- Born: 1 November 1932 Bombay, British India
- Died: 29 September 2000 (aged 67) London, United Kingdom
- Education: Malvern College, Jesus College, Cambridge, the University of Toronto
- Occupations: Journalist, Editor and Asia Director of The Economist
- Title: Asia Director

= Shapur Kharegat =

Indian journalist (1932–2000)

Shapur Sorab Kharegat (1 November 1932 – 29 September 2000) was a Parsi journalist, editor and former Asia Director of The Economist magazine.

Kharegat was born in Bombay, at "Palm Land", the home of his maternal great-grandfather, the ship chandler magnate Kavasjee Dadabhoy Dubash (+31.10.1921), to Col. Dr. Sorabjee Merwanjee Kharegat *1900 +19.10.1963 (son of Col. Dr. Mervanji Pestanji Kharegat of Madras Medical Service *20.11.1855 +17.12.1932), and his wife Dinbai Mehta (daughter of Navazbai Dubash and Byramji Mehta). He spent his childhood at "The Clif" on Carmichael Road, Bombay at "Babington House" in Mahabaleshwar and at 17 Carlyle Mansions, Chelsea, London. Kharegat, who had a younger sister, Ratanbai (*15.1.1941 +11.8.2003), was a Parsi and a descendant of Sir Jamsetjee Jeejebhoy, the first Indian Baronet and a first cousin once removed of Russi Mody, chairman and managing director of Tata Steel.

His maternal step-cousin was the World War II hero Lt. George Clement, né Spiridonoff, (20 November 1917 – 7 September 1944). His first cousin was the late wife of Rustom K. S. Ghandhi.

His paternal family was responsible for the building of "Kharegat Colony", a charitable housing estate scheme in India.
Sam Manekshaw, a family friend and his father served together during World War II in Indo China.
Kharegat was a member of the Travellers Club.

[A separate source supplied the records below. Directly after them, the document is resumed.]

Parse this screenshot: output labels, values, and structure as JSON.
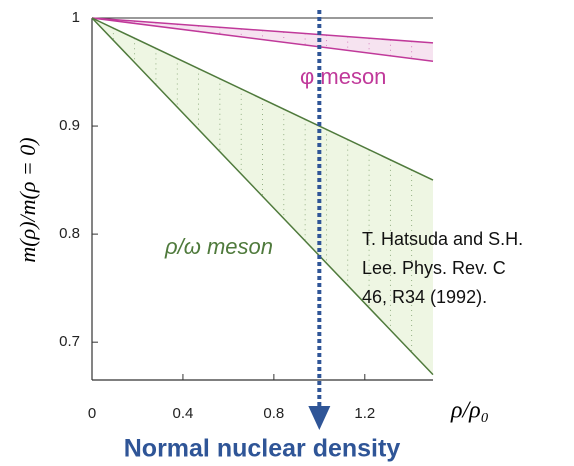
{
  "chart_data": {
    "type": "band",
    "y_label": "m(ρ)/m(ρ = 0)",
    "x_label": "ρ/ρ₀",
    "x": [
      0,
      1.5
    ],
    "series": [
      {
        "name": "φ meson",
        "color": "#c0399a",
        "fill": "#f6e3f0",
        "values": [
          1,
          0.977
        ],
        "lower": [
          1,
          0.96
        ]
      },
      {
        "name": "ρ/ω meson",
        "color": "#4f7a3c",
        "fill": "#eef6e3",
        "values": [
          1,
          0.85
        ],
        "lower": [
          1,
          0.67
        ]
      }
    ],
    "xlim": [
      0,
      1.5
    ],
    "ylim": [
      0.665,
      1
    ],
    "xticks": [
      0,
      0.4,
      0.8,
      1.2
    ],
    "yticks": [
      0.7,
      0.8,
      0.9,
      1
    ],
    "reference_x": 1,
    "reference_label": "Normal nuclear density",
    "reference_color": "#2f5597",
    "annotation": [
      "T. Hatsuda and S.H.",
      "Lee. Phys. Rev. C",
      "46, R34 (1992)."
    ]
  }
}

As one of the last great old colonial characters, he was Asia director of The Economist, based in Hong Kong from August 1966 until his retirement in 1993, and died in London.

He was a major catalyst for The Economist's inclusion in Asia and according to The Economist's publisher David Hanger, S.S. Kharegat is remembered as "a huge character who travelled the world in his own inimitable style. He argued the case for the business side to enter Asia long before many of us realised its potential, and made all of the early running to develop the region ahead of many of our rivals."